MAX decided to balance these drivers, aiming for sustainable growth.
As stated before, MAX developed the CLV metric to drive its future decision making. To ensure achieving actual business impact, while trusting the model outcomes, MAX did three things.
They defined quick-win value creation initiatives, and developed a value performance dashboard to validate these actions. Furthermore, to ensure that the model outcomes are stable and trustworthy, they have built a Model Management Center, which monitors model performance and sends out an alert in case of deviations.
A. Value creation opportunities from new model
During the model development phase, MAX set up a cross-functional business team. The team was focused on defining specific and concrete short-term value-creation interventions. Typical questions were: how to grow quantities, while keeping a positive value of acquisition? For which customer segments should we limit sales, due to alarming values? How to balance the price and loan offer, to ensure value creation while keeping an attractive market position?
Some specific growth engines based on the business strategy were defined, reducing value losses and growing in specific value segments.
Within a few weeks after model implementation, the different quick-win actions were set in motion. This resulted in improved offers for MAX’s customers, while maintaining attractive value creation for MAX.
B. Sales dashboard to enable value steering
MAX realized that it requires standardized insights on value creation, for two main reasons. Firstly, to track the results of value creation initiatives. Secondly, to detect new possible interventions.
This effort would also create one source of truth about retail credit sales performance, which has been an on-going challenge as well.
With this aim, the business team designed three standard views. The Top View is the management summary, showing sales development in terms of quantities, created value and other financial KPIs.

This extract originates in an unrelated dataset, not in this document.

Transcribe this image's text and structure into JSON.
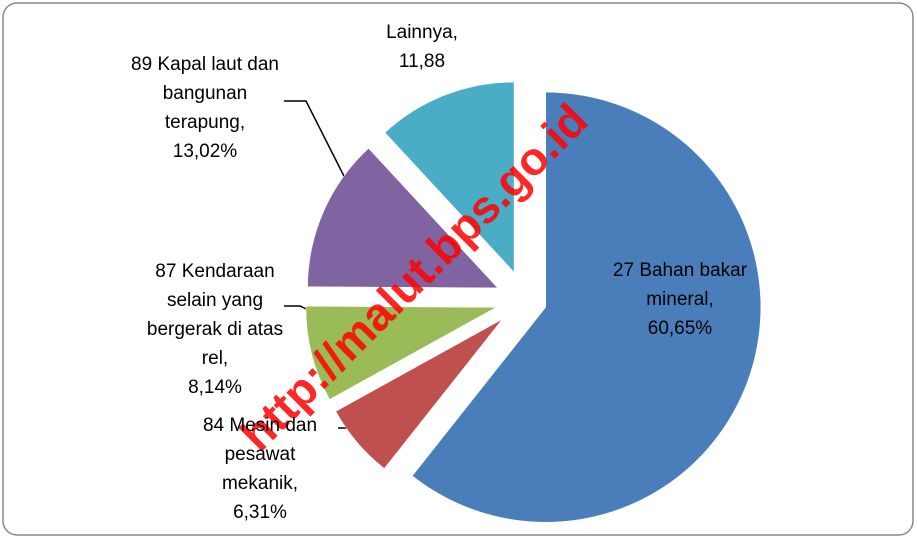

The Analytics View enables business users to explore performance on key dimensions. Also, a new process was set up to validate the success of launched campaigns using a Sales Funnel View. The dashboards were integrated in MAX’s existing infrastructure, enabling the different end users to act upon it.
“The creation of one centralized truth of business performance is crucial for our business steering. At the same time, we have integrated data from different departments into one infrastructure, which enables us to innovate on our further modeling.”
Lena Dubilier, CDO MAX
C. Monitoring model performance in MCC by elite DS-team
MAX developed new models, which were well-performing and thoroughly validated. This is crucial, as important business decisions are made based on the model outcomes.
To create an ongoing monitor on the model performance development, MAX developed a Model Control Center. In this control center the model quality is tracked, but it also contains automated triggers, signaling if the performance drops for one of the defined micro-segments.
MAX’s elite data science team took ownership of the models, tracking their performance and intervening when required. This team was selected based on their analytical potential and trained to become all-round data science leaders in the international Data & AI Talent Program, which is part of the curriculum of GAIn – the Global AI network. During this 3-year educational program, the Data Scientists are trained by international trainers in the areas of Data and Technology, Machine Learning and Statistics, Leadership and Change, and Impact and Opportunities. During this program the Data Scientists developed an integrated skillset, which enables them to manage and lead AI projects.
MAX has made it happen; implementing the first business interventions, tracking their immediate impact on sales and value, while ensuring the model predictions are stable and validated. MAX will continue to develop new use cases within retail credit, while incorporating the required dose of analytical skill and creativity to tackle unprecedented modeling exercises – truly taking value creation to the next level.